OrmAI then exposes a small generic toolbox to the agent (db.query, db.get, db.aggregate, db.create, db.update, db.delete) that compiles each call against the policy.

policy = (
    PolicyBuilder(DEFAULT_PROD)
    .register_models([Order, Customer, Invoice])
    .deny_fields("*password*", "*token*")
    .mask_fields(["customer.email", "customer.phone"])
    .tenant_scope("tenant_id")
    .enable_writes(models=["Order", "Invoice"], require_reason=True)
    .max_rows(500)
    .max_writes_per_minute(20)
    .build()
)

toolset = mount_sqlalchemy(engine=engine, session_factory=Session, policy=policy)

That’s the entire substrate. The agent gets six tools instead of fifty. The horizontal concerns (audit, budgets, redaction) live in the policy, not in each function.

When hand-rolled tools are still the right answer

This isn’t a religious argument. Hand-rolled tools win when:

The tool encapsulates real domain logic, not just a parameterized query. compute_renewal_quote(account) should be a hand-rolled function — and OrmAI lets you register it as a domain tool that gets the same policy/audit treatment as the generic ones.
The agent surface is genuinely tiny (3–4 operations) and unlikely to grow.
The operations are not parameterized by the agent’s input (e.g. “always summarize today’s signups” — no parameters, no policy needed).

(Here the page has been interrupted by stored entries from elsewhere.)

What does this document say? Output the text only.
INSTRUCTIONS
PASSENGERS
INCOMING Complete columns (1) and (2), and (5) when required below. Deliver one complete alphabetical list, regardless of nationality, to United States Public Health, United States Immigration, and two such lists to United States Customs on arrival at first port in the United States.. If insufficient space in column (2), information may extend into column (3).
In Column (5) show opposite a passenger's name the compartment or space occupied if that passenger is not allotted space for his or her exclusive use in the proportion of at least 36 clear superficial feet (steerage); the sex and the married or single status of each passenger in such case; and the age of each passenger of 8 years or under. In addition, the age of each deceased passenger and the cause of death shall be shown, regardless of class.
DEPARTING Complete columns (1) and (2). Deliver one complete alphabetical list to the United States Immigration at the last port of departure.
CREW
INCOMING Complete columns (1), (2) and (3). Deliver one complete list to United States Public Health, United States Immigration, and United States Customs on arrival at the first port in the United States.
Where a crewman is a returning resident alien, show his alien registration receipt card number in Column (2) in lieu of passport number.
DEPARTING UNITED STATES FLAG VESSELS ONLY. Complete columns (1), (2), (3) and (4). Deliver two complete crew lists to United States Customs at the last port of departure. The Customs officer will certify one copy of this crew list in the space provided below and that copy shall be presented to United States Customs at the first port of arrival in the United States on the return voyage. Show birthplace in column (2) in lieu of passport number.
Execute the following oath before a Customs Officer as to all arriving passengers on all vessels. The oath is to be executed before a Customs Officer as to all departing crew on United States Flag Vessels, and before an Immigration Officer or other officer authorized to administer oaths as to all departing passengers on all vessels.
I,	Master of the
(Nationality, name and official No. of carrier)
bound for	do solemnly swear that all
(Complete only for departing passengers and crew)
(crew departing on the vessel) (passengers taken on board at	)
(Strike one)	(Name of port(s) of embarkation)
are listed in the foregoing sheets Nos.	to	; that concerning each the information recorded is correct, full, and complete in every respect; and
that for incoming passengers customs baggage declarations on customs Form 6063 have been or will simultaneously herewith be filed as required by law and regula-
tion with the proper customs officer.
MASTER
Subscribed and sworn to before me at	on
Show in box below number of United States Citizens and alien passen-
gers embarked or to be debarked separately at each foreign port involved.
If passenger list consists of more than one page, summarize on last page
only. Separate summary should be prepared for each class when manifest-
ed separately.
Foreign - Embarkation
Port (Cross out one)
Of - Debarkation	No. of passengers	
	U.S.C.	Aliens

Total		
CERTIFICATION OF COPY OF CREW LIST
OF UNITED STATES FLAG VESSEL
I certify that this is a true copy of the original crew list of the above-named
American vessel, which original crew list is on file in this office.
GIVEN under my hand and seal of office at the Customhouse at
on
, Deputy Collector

The right pattern in practice is OrmAI for the generic data access and hand-rolled domain tools for the things that aren’t generic. OrmAI handles registration, policy, and audit for both kinds.

A real example: 23 tools → 6 tools + a policy

A customer-facing analytics agent for a vertical SaaS company. Original implementation: 23 hand-rolled tools across orders, customers, products, sessions. After OrmAI:

6 generic tools.
4 domain tools (cohort analyses that needed real Python).
One 80-line policy file.
A central audit table that the security team queries.
Cross-tenant isolation enforced once.

Lines of code in the agent’s data layer dropped from ~1,800 to ~340. SOC 2 control evidence went from “screenshots of code review” to “the policy file plus log queries.” The agent answered more questions, not fewer, because the generic tools gave it more flexibility within safe bounds.

Migration recipe

Inventory your existing tools. Group them by model.
For each group, identify which calls are pure parameterized reads (most of them). Those collapse into db.query/db.get/db.aggregate.
For each write tool, decide: does it need a reason field? Two-person approval? A row cap? Encode that in policy.
Identify the genuinely non-trivial tools (the domain logic). Keep them. Register them with OrmAI so they share audit and policy.
Cut the generic CRUD tools. Update the agent’s tool list.

Most teams keep 20–40% of their original tools as domain tools. The rest become thin policy entries.